Mais déjà les temps changent, la S800 ne peut pas être commercialisée sur le marché américain pour diverses raisons protectionnistes et cet évènement aura raison de la survie du modèle. En effet, les dirigeants de Honda renoncent en s'appuyant sur le thème de développement de la firme à l'époque qui était : 

" Tout ce qui se vends aux Etats Unis se vendra dans le monde entier"     ... donc si ça ne se vends pas ...

Les N360 et  N600 lancés à partir d'octobre 1967 deviennent rapidement les fers de lance de la marque en étant  produites à plus de 1000 exemplaires jours dans les usines de Sayama et de Suzuka ou la production des S800 est désormais contingentée.  De la  série N seront dérivées plusieurs petites autos séduisantes comme la Z ou la Life. 

En mai 1969, Honda  présente la 1300, ambitieuse berline de 1300 cm3 à refroidissement par air. Quelques exemplaires sont envoyés en test en europe et aux USA. Honda Belgique annonçant de manière imminente sa commercialisation ... 

Lorsque la dernière S800 est tombée des chaînes en mai 1970, la production totale de Honda Sports approchait les 25000 exemplaires.

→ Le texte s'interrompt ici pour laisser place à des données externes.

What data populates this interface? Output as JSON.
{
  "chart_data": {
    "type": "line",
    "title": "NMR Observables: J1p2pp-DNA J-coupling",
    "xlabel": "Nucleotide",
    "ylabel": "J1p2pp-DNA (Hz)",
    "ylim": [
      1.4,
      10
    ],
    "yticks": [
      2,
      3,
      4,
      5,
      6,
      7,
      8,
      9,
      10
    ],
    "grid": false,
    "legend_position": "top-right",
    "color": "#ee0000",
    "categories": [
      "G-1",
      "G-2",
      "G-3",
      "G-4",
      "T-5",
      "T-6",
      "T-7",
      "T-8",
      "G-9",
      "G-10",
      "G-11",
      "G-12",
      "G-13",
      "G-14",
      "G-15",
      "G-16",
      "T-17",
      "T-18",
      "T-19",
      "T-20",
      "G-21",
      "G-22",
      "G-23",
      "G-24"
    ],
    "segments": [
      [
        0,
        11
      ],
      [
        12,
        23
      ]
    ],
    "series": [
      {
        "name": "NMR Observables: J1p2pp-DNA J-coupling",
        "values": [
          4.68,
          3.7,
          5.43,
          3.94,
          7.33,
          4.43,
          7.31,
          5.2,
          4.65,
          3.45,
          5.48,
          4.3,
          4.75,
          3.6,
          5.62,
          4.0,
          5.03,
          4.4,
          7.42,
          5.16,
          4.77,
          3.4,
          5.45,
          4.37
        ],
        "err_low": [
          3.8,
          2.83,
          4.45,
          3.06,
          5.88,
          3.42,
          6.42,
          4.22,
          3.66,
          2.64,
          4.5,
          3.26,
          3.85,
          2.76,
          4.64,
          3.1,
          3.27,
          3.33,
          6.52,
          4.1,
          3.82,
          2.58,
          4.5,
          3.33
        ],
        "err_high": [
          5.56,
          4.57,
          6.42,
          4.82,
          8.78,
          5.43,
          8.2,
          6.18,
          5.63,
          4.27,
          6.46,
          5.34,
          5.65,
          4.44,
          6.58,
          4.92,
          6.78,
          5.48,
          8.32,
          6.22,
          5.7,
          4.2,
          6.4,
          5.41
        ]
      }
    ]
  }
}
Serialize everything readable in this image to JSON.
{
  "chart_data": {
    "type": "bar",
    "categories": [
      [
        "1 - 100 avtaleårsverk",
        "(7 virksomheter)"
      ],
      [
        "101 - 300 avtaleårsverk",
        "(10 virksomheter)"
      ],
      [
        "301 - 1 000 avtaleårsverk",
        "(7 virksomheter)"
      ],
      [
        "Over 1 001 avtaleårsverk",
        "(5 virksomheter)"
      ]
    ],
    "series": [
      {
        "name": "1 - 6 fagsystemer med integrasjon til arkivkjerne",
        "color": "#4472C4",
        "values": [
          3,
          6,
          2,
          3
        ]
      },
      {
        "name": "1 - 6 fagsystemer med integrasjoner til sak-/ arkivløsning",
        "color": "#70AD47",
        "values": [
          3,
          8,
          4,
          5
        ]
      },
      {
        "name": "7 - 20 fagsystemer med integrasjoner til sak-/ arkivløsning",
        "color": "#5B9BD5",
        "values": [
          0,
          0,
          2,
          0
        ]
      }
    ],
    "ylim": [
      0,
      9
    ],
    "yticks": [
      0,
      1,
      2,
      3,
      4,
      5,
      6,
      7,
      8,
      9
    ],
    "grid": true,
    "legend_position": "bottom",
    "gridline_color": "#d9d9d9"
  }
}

En moins de deux ans, Honda avait déjà produit autant de modèles  N.
                               

Quoiqu'il en soit, ce furent les Honda Sports, qui permirent d'asseoir l'image positive de Honda sur le marché automobile. Aujourd'hui, les Honda Sports, sont reconnues, appréciées et probablement les plus recherchées de toutes les Honda anciennes.